I was like a tiger in a cage. I didn't know how to confront this,
how to direct it . . . In Caracas nearly three thousand or four thousand
men were committed, and of these barely five officers, two
lower-level officers and some fifty soldiers, in twelve tanks without
ammunition and without radios, left in a suicidal action against
Miraflores. That's why you see the image of the tank crashing
against the wall. It was the impotence of the man who made a
commitment and an oath and wants to fulfill it. And the tank goes
up the stairs, that's why one sees the figure of this tank arriving to
crash against Miraflores Palace, it's the dignity of the man, almost
like a desperate Kamikaze.

With the crucial operation in Caracas a failure, Chávez was by now
stalling for time. As dawn approached, he was hoping for two things
that might turn the tide: General Visconti and the air force arriving at
daylight, and the people of the slums rising up in revolt. But Visconti
never came. As for the civilians, they were an equal disappointment.

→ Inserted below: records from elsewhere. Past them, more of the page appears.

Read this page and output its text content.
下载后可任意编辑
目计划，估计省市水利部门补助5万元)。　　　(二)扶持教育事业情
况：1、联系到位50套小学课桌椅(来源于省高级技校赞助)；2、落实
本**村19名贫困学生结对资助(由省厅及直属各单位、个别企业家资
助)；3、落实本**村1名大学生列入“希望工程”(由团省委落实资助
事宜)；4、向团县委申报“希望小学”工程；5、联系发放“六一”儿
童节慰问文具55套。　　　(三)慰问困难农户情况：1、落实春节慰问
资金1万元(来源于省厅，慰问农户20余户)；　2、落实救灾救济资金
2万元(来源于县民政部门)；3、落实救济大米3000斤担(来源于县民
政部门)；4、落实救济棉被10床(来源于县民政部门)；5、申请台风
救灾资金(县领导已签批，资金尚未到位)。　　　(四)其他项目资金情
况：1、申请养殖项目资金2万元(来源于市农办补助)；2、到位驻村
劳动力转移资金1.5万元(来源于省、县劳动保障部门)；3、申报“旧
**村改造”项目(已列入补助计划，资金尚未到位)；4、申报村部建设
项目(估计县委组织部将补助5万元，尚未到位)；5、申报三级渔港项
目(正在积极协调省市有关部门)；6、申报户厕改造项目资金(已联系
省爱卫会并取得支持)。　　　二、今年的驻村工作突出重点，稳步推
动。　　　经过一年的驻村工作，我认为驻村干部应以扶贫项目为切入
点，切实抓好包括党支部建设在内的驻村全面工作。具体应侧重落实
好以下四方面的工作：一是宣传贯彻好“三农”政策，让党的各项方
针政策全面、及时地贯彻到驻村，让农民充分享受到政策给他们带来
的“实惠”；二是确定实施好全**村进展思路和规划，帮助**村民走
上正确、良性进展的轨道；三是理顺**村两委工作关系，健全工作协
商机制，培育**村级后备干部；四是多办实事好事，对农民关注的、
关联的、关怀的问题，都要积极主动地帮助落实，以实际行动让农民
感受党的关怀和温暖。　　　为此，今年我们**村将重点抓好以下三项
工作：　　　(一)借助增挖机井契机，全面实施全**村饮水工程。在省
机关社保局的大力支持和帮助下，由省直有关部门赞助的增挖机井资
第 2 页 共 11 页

By Chávez's account, civilians especially from the Causa R Party
were to play an important role in the uprising. They were supposed to
show up at prearranged points and receive weapons from the rebels.
They were even given secret passwords. But in the end, according to
Chávez, few came. It left him bitter and distrustful.

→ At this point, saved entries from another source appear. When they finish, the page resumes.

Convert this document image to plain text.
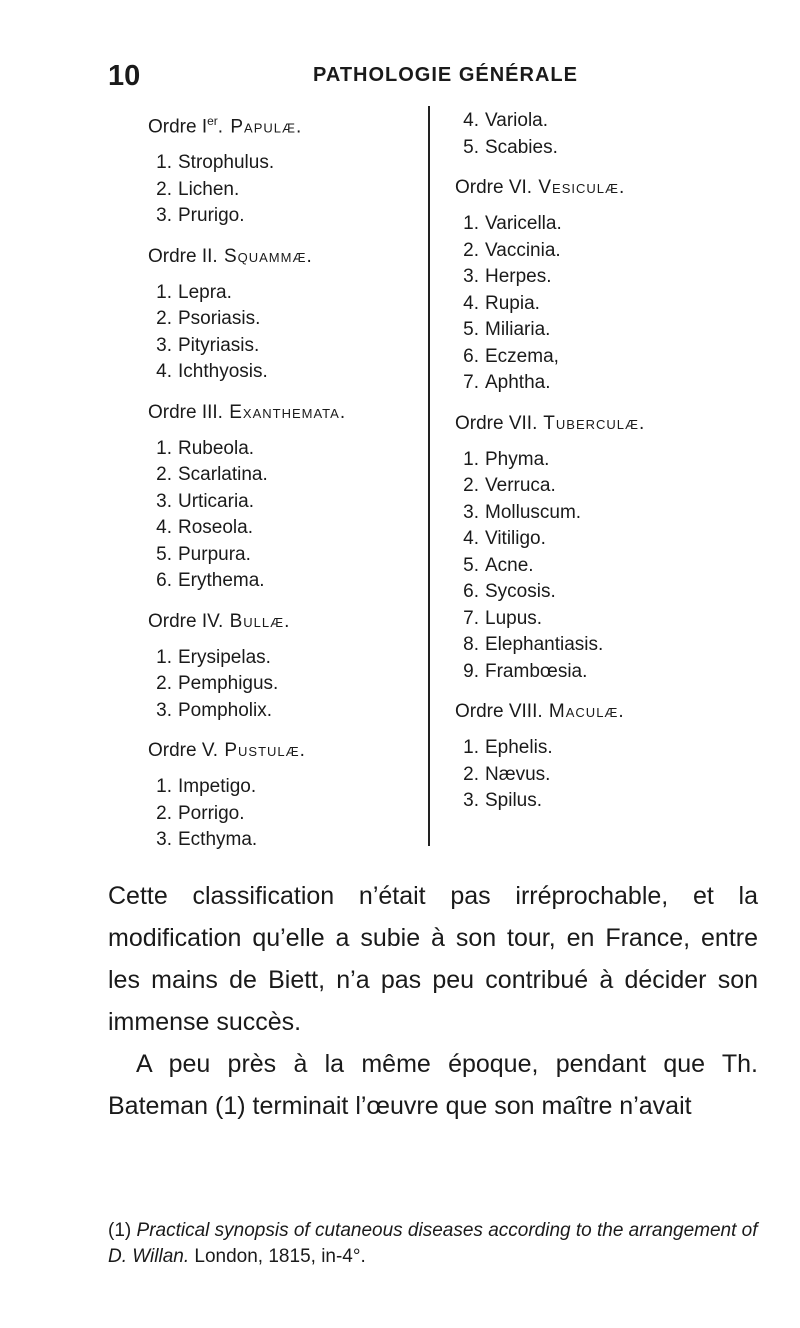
10	PATHOLOGIE GÉNÉRALE
Ordre Ier. Papulæ.
1. Strophulus.
2. Lichen.
3. Prurigo.
Ordre II. Squammæ.
1. Lepra.
2. Psoriasis.
3. Pityriasis.
4. Ichthyosis.
Ordre III. Exanthemata.
1. Rubeola.
2. Scarlatina.
3. Urticaria.
4. Roseola.
5. Purpura.
6. Erythema.
Ordre IV. Bullæ.
1. Erysipelas.
2. Pemphigus.
3. Pompholix.
Ordre V. Pustulæ.
1. Impetigo.
2. Porrigo.
3. Ecthyma.
4. Variola.
5. Scabies.
Ordre VI. Vesiculæ.
1. Varicella.
2. Vaccinia.
3. Herpes.
4. Rupia.
5. Miliaria.
6. Eczema,
7. Aphtha.
Ordre VII. Tuberculæ.
1. Phyma.
2. Verruca.
3. Molluscum.
4. Vitiligo.
5. Acne.
6. Sycosis.
7. Lupus.
8. Elephantiasis.
9. Frambœsia.
Ordre VIII. Maculæ.
1. Ephelis.
2. Nævus.
3. Spilus.

Cette classification n’était pas irréprochable, et la modification qu’elle a subie à son tour, en France, entre les mains de Biett, n’a pas peu contribué à décider son immense succès.

A peu près à la même époque, pendant que Th. Bateman (1) terminait l’œuvre que son maître n’avait

(1) Practical synopsis of cutaneous diseases according to the arrangement of D. Willan. London, 1815, in-4°.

We were working together on the popular component and the military
component of the military rebellion that we were planning.
A few days before it all came together, in a meeting of the national
directors, they decided to withdraw their support from the rebellion.
But the worst thing was they didn't tell us about their decision
although we had already committed to action, to plans of
combat. We had previously agreed that they would organize their
people to go to pre-arranged points where we were going to distribute
weapons, but only [Causa R congressman] Alí Rodríguez
was there waiting with a small group, trying in vain to fulfill their
responsibility. But as a party the Causa R didn't show up. They
publicly hung us out to dry . . .

Later, when they told me about the decision they had made,
I didn't want to believe it, because I was still new to politics and I
was a soldier, and for me, my word was my honor . . . The experience
made me lose my political virginity — if you will excuse the
expression — what with politics, and commitments, and broken
promises.

Some of the civilians including the Causa R's Pablo Medina have
told a different story, contending that Chávez and the others never
showed up with the weapons. Several months before the revolt, former
guerrilla leader Douglas Bravo met with Chávez in an attempt to resolve
their long-simmering differences and collaborate in the rebellion. The
meeting ended in failure, and their relationship broke off definitively.
Bravo argued that civilian action should precede military action but,
according to him, Chávez was not interested:

We met to talk about the plans for the uprising . . . We said that
first of all there should be a civil action, like the general strike
organized by the Patriotic Junta on January 23 [1958]. The military
action would come later. This was so that civil society should
have an active participation in the revolutionary movement. But
that was exactly what Chávez did not want. Absolutely not! Chávez
did not want civilians to participate as a concrete force. He wanted
civil society to applaud but not to participate, which is something
quite different . . . No one can give an opinion at his side . . . He
doesn't allow dissidence or a different opinion.

As Chávez debated what to do, back at Miraflores Palace a livid
Pérez considered bombing the museum to end the standoff. Some of
his aides suggested buzzing it first instead. At about 6 A.M., with dawn
breaking, Ochoa ordered several F-16s at the air base in Maracay to
fly over the Museo Histórico Militar. He wanted to send a clear message
to Chávez. Ochoa called him again. He informed him that fighter
jets were in the air, most of the rebellious barracks had surrendered,
and marines were on their way from the coast to Caracas to attack the
museum. It was going to be a bloodbath.